Diante da crítica mordaz, precisamos deixar a “chuva do silêncio” apagar o “incêndio da maledicência” provocado pela incompreensão e intolerância de muitas criaturas desavisadas.

Há indivíduos que, por se julgarem o máximo, acabam “roendo lima”. Maldizem até a mais bela obra de arte. Menosprezam, igualmente, os que adquiriram “obras transcendentais”, aquelas que as traças não roem. Depreciam os bens conquistados pelos que não são escravos da opinião pública; pelos que sabem distinguir aquilo que lhes é útil daquilo que não lhes serve; pelos que dirigem seu comportamento conforme julgam correto, porque desenvolveram o “senso crítico”, o discernir ético, propriedade de uma individualidade universal.

Assim, atrelado ao complexo de superioridade, residem situações antagônicas entre si: de competência e de insuficiência; de extrema habilidade e de total incapacidade, apresentando essas pessoas, oscilações sistemáticas de comportamento para enfrentar a vida e seus problemas. No fundo, sentem-se incongruentes para se relacionar e profundamente inadequados diante de todos, pois, quanto mais se “elevam”, mais se sentem diminuídos.

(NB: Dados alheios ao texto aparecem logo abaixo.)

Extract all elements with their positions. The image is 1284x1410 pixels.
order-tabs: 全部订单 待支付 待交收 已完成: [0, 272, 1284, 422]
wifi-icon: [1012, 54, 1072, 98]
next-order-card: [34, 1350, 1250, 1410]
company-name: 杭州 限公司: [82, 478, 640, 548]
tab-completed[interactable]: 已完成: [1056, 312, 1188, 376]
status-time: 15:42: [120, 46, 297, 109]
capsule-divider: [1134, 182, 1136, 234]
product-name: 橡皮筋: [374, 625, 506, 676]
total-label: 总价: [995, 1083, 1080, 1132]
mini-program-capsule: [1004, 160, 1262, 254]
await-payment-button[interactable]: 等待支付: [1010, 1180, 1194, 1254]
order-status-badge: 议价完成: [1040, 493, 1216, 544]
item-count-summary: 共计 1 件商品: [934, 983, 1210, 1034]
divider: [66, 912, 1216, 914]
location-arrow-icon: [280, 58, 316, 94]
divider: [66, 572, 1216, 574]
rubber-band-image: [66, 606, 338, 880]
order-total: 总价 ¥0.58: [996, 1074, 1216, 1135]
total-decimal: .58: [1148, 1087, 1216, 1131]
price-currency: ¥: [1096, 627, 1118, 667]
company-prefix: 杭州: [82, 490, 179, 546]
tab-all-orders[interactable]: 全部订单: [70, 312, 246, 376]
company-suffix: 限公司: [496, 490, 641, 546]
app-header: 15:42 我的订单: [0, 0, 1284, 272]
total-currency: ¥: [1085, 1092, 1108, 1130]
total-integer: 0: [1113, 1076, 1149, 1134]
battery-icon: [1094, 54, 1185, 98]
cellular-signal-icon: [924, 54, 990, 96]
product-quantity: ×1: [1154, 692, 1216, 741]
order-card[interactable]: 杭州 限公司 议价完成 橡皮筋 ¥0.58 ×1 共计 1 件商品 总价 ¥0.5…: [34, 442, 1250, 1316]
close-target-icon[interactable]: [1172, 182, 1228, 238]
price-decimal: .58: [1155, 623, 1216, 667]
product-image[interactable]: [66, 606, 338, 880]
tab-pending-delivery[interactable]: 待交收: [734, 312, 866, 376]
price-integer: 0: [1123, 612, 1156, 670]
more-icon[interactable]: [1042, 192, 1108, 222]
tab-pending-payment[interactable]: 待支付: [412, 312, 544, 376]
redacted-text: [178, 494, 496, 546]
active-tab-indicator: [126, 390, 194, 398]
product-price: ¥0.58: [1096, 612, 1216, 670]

Segundo La Fontaine, na atualidade, não existe o que poderíamos chamar de comunidade planetária, pois esta se reveste de um caráter cósmico que transcende os limites tradicionalistas e retrógrados em que vivemos. Os indivíduos se reúnem numa espécie de “rebanho” ou “massa inconsciente” que se agrupam e criticam para se autodefender, porque têm medo, medo porque desconhecem o que levam dentro de si, e só temos medo quando não vivemos de acordo com a nossa realidade íntima, em desacordo com nós mesmos.

Ao final dessa fábula, La Fontaine deixa uma mensagem a todos que se acham inigualáveis: “Esta história se endereça a vós que só sabeis criticar, nada mais. A tudo e a todos mordeis, imprimindo a marca ultrajante de vossos dentes, mesmo sobre as obras-primas”.

Assim, nas “mordidas” que receberemos ao longo de nossa jornada, apenas os dentes do tempo poderão nos atingir, burilando a rocha para a sua grande metamorfose.